Asha Rosa, a core organizer of the divestment campaign, said much of the work involved on-campus actions, political education, and meetings with university committees that were put in place as bureaucratic roadblocks to student activism.
"We used all these different channels to hold the university accountable to its internal policies," Rosa told Common Dreams. Overcoming those obstacles required "a lot of determination and endurance" from the students involved in the campaign, she said.
The divestment campaign, which launched in February 2014, also connects the prison industry to the larger issues of state violence and anti-black racism, drawing on the work of the Black Lives Matter movement and the anti-gentrification efforts in West Harlem, where Columbia is located.

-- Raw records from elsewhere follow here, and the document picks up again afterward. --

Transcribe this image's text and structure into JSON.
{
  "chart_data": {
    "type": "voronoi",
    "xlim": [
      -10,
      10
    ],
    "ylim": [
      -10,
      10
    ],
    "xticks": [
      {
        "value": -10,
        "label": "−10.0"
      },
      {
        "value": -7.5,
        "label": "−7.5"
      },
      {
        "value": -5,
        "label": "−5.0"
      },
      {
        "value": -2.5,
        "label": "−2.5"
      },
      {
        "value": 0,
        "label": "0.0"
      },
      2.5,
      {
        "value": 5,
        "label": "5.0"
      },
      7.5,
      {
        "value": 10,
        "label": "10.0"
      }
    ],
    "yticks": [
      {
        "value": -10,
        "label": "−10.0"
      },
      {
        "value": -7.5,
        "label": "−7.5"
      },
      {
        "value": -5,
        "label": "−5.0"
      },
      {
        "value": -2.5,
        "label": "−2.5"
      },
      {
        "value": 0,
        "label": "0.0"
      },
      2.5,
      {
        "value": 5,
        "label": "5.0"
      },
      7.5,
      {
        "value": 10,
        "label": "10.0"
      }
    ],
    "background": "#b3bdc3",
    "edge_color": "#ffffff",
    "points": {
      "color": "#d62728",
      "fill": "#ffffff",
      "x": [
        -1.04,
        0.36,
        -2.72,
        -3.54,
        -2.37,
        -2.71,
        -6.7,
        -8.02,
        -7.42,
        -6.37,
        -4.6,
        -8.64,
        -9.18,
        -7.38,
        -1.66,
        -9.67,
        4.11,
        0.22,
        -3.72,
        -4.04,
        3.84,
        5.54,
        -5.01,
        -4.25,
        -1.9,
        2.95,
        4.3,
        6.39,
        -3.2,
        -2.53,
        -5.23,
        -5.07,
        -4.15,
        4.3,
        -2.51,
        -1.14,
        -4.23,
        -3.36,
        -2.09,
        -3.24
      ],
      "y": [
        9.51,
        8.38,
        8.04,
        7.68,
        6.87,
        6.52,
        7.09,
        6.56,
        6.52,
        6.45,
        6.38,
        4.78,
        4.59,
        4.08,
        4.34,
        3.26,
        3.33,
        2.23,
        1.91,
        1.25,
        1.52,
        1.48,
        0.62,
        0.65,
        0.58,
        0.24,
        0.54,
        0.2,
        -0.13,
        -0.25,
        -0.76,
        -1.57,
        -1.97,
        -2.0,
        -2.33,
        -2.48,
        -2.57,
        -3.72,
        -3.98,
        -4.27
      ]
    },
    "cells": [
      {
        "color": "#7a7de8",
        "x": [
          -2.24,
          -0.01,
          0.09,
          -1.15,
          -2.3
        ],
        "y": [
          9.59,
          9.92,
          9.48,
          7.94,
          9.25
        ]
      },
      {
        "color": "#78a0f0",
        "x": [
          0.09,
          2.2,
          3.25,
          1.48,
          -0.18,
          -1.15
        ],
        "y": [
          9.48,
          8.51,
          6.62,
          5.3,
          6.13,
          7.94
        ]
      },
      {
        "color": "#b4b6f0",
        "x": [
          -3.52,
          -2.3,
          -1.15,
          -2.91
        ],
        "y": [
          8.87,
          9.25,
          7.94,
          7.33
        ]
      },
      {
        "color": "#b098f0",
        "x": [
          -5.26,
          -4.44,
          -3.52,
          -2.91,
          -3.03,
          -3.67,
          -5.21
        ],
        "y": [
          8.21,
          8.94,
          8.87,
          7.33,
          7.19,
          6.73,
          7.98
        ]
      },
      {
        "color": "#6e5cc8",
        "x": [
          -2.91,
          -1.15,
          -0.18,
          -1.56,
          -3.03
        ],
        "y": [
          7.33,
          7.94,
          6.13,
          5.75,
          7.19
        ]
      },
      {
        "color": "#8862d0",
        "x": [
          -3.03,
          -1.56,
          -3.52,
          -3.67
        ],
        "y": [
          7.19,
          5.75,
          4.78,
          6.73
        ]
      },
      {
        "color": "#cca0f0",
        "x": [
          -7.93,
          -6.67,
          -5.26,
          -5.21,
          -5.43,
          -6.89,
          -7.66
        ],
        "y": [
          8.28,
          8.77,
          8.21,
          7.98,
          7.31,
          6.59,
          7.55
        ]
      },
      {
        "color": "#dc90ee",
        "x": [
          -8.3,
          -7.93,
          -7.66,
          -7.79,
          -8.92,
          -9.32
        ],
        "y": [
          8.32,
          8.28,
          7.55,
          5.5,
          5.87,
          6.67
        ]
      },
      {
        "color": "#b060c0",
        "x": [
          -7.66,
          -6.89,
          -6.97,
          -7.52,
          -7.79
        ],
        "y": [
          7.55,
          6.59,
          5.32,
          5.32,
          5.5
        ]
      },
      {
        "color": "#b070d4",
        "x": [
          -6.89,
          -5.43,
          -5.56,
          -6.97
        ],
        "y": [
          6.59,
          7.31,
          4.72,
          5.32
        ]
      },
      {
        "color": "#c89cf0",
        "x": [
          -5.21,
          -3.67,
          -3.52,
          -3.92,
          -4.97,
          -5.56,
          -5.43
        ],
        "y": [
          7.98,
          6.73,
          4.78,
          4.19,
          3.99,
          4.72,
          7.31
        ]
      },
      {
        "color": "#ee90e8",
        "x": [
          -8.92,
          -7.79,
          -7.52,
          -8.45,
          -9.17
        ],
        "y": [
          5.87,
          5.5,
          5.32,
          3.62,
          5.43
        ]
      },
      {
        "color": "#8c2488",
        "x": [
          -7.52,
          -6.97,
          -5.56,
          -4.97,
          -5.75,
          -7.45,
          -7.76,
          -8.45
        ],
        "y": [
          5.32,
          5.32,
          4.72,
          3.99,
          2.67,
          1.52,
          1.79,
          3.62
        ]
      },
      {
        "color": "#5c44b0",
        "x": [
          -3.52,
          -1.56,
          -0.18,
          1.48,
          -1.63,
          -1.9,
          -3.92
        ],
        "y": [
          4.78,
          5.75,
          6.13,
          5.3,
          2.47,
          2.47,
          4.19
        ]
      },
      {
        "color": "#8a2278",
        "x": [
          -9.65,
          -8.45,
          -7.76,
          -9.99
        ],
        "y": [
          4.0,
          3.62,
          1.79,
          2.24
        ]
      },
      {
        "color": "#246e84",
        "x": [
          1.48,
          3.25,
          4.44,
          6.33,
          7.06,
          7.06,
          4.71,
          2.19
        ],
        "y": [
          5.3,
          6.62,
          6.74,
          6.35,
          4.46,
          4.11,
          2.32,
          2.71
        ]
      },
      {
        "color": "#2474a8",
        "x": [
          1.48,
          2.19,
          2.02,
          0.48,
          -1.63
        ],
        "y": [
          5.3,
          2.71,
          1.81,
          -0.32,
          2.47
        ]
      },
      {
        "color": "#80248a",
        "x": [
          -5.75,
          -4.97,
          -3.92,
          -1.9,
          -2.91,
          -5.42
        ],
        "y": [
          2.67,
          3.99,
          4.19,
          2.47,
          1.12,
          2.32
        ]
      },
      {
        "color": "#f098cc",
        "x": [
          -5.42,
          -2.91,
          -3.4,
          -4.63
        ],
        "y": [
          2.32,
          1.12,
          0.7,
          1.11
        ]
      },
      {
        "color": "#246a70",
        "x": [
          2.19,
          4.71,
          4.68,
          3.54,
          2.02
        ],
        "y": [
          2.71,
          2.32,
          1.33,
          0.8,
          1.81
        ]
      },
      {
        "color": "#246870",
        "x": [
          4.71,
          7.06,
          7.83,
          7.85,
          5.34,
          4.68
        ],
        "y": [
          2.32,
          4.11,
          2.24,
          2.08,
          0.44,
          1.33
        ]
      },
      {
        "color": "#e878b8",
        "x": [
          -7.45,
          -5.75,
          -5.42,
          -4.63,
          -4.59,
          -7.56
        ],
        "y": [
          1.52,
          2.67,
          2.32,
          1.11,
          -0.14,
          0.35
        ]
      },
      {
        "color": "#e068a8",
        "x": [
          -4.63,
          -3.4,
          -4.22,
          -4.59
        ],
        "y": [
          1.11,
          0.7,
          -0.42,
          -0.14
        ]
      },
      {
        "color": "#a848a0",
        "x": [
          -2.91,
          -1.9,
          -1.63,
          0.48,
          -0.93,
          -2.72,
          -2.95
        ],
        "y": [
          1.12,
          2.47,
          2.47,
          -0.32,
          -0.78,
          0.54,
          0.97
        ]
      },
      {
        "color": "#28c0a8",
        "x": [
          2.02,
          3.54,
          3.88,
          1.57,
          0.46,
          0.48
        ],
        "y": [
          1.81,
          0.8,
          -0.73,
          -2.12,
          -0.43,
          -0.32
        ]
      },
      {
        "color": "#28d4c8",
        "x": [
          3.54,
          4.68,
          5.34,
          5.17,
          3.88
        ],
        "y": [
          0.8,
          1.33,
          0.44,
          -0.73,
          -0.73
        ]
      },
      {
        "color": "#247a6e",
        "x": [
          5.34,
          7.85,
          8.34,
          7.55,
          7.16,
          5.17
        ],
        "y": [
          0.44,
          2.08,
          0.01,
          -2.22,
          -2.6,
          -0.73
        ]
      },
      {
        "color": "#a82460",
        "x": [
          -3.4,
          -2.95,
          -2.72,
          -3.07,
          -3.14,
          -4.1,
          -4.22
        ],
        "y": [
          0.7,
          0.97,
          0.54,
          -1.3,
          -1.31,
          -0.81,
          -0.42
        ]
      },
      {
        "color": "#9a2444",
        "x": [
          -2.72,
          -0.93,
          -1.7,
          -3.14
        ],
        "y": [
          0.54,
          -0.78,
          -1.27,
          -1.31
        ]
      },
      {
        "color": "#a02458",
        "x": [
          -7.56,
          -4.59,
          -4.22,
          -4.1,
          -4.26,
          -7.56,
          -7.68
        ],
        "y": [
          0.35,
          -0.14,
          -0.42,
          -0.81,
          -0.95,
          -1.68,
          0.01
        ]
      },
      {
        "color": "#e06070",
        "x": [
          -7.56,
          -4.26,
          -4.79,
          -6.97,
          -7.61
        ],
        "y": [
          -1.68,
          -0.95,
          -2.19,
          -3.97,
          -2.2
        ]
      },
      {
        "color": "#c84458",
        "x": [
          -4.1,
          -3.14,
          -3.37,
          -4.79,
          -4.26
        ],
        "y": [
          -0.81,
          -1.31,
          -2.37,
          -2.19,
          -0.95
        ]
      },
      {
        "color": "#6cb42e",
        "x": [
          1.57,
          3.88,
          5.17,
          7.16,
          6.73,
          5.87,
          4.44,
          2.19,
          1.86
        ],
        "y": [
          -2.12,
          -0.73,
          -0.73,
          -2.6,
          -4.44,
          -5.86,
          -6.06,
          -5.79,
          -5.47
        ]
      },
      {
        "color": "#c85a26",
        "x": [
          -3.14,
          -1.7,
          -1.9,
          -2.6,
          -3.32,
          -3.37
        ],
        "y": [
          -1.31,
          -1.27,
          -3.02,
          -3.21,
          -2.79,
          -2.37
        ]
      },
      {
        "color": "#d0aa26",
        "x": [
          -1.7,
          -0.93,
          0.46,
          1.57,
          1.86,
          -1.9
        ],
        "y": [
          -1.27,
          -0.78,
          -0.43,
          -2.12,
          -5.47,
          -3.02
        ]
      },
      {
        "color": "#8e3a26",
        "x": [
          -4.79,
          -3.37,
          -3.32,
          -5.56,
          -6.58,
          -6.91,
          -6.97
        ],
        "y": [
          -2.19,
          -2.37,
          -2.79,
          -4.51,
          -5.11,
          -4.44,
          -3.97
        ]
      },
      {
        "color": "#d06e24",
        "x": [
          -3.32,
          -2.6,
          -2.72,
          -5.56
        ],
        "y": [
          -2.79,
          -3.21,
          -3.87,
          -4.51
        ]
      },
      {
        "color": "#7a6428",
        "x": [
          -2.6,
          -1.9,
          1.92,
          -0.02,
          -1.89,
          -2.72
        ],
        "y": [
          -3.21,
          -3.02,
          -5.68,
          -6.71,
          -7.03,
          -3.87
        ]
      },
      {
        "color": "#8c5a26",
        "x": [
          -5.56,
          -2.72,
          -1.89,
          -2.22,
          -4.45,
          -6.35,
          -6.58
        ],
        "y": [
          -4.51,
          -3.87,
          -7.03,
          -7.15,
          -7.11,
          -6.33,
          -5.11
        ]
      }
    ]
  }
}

"The roots of these systems are all tied up in the legacy of Jim Crow, the legacy of slavery, and anti-black racism," Rosa continued. "We're trying to re-frame [investment in the prison industry] as part of the larger movement of criminalization of black and brown bodies."
The campaign also asks Columbia students to "recognize the privilege that comes with being a student at an elite university... and acknowledge our complicity in a complex system" that perpetuates institutional inequality, Rosa said.
In a statement, organizers explained that the "racist, classist images of 'criminals deserving of punishment' are created in tandem with images of 'hard-working college students deserving of opportunity,' and each is defined in relation to the other... [w]e refuse to buy into the false narratives that justify our privilege at the expense of the suffering of others."
Lou Downey, an organizer with the Stop Mass Incarceration Network, told Common Dreams that the students "are standing up refusing to be complicit with inhumane private prisons. But it's even beyond private prisons and prison profit-making. These horrors are felt in the whole U.S. mass incarceration system from Rikers Island to Pelican Bay. There is a program of criminalizing millions of Black and Brown youth whom this system can offer no future while at the same time, fears could be at the center of rising up against America's injustices."
Rosa added that it is important not to treat the announcement like a "victory moment for Columbia."
The school is still involved in the system of inequality through other means, Rosa said, like the on-campus racial profiling of black students and the push for sprawling gentrification in West Harlem. With gentrification comes displacement, heavy policing, and criminalization of marginalized communities, she said.
She said that rather than seeing the divestment as a conclusive triumph, the focus should be on continued efforts to divest from all systems of inequality—not just prisons. "This is a moment of pressure."